By and large it worked. The album isn’t perfect, but at its best resembles the kind of confessional writing that artists like Seal and Tori Amos specialize in. His songs are largely based around him and his acoustic guitar, and while some production pervades the recordings, his lyrics and his messages of longing and loss tend to take centerstage.

His cover of Peter Gabriel’s glorious “In Your Eyes” may be his best-known song—somewhat odd for a singer-songwriter—but it’s that first track on his first album that wins the slot on today’s Favorite Song Friday.

Favorite Song Friday – Jeffrey Gaines – “Hero In Me”

The song is three verses built around a simple chord progression, using the same narrative pattern for all, and it grows in volume into a splendid chorus each time before retreating quietly at the start of the next verse. Lyrically the song is fascinating; it’s about being afraid to take the chances you feel you should be taking, being afraid to fail and/or afraid to move on, and instead choosing to stay put and simply think about what might have been.

Each verse of the song examines a different person going through this personal state of abeyance—an old man filled with regrets who has “lived as long as he possibly can” (an amazing little piece of writing, BTW), a young woman who is too concerned about what others may think to make a decision, and a couple that has been crushed by the inertia of a doomed relationship (“She’s lost her sparkle, he’s lost his fire”). No one in this song is anywhere close to being happy.

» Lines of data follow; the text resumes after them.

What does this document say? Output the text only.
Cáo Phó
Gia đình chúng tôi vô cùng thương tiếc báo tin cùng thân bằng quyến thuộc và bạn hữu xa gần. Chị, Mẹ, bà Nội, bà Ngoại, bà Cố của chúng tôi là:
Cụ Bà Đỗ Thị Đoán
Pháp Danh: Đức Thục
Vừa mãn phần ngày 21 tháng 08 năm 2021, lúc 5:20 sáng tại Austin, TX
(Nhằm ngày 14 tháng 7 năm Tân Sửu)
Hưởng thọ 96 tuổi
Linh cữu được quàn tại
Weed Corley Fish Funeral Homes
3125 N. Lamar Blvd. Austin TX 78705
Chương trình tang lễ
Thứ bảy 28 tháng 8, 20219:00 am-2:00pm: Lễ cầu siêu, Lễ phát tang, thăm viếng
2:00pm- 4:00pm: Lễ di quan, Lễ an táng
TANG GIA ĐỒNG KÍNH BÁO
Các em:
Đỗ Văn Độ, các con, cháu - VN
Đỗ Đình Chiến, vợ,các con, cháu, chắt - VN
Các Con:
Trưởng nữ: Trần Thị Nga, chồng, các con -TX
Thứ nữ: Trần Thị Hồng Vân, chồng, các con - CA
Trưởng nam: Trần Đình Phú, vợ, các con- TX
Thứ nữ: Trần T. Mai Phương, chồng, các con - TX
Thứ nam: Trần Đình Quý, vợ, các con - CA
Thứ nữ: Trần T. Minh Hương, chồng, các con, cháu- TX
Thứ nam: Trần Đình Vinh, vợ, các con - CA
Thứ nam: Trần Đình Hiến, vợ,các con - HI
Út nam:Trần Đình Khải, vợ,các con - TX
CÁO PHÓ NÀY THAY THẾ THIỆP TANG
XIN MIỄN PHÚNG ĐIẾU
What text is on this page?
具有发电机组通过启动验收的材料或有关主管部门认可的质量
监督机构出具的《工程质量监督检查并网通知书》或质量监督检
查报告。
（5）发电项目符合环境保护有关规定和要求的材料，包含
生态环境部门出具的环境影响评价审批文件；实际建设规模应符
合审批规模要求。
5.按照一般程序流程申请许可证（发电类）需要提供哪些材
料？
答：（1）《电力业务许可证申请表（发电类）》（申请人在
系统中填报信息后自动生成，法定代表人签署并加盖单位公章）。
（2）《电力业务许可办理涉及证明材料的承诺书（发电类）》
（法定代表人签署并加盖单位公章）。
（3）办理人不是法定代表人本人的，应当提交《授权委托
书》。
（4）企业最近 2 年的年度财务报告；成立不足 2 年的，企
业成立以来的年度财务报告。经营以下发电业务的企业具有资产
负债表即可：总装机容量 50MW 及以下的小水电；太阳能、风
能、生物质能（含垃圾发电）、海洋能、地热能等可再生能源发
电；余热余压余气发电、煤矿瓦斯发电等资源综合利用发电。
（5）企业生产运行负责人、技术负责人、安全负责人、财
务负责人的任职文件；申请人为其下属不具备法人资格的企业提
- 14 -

But as each verse winds into the pre-chorus, Gaines makes an unusual writer’s choice by turning the focus back to himself, and conveying to the listener that these people’s problems are, in fact, his problems. The sudden transition is a gutsy move, but he is consistent and clear enough for it to work.

And as I grow older
And there’s so much that I do not know
I’m drawn to those who are bolder
And go where no one dares to go

And then comes the chorus, where “Hero In Me” really gets its amazing shine. It builds on the same lovely basic chord progression with a lush but tasteful amount of orchestration behind it, and the narrator leaves no doubt he is painfully aware of his inability to move. Yet still can’t do anything about it, so he simply chooses to embrace his denial. And the result is sad, lonesome poetry.

And I sleep
And I dream of the person I might have been
And I’m free again
And I speak
Like someone who’s been to the highest peaks
And back again
And I swear
That my grass is greener than anyone’s
Until I believe again
And I wake
And this dream fades away and I face the day
And I realize
That there’s got to be some hero in me

“Hero in Me” is a song that could have drifted into wishy-washy naval-gazing and nothing more had it not been for the deft restraint Gaines shows in his storytelling. The song ends unresolved—by the time he sings “There’s got to be some hero in me” for the last time nothing has changed about the narrator or any of the characters he sings about. But there isn’t a hint of “woe is me” in the writing. It’s more a tale of “these are the things we do to ourselves.”

Beauty in music doesn’t always translate into happiness; indeed, some of the most beautiful songs that we have fallen in love with are terribly, desperately sad. (Examples are everywhere: “Yesterday,” “As Tears Go By,” “Are You Lonesome Tonight,” “For the Good Times” and a personal favorite look at despondency, “Memphis.") 

In “Hero in Me” Jeffrey Gaines has expertly crafted a sad song and a beautiful song, a tale of people wrapped in their own loneliness—distant, hopeless, crushing loneliness—and with no chance of ever emerging. But the beauty is in how he tells it, and how he allows us in as we listen, hoping he’s not talking about us.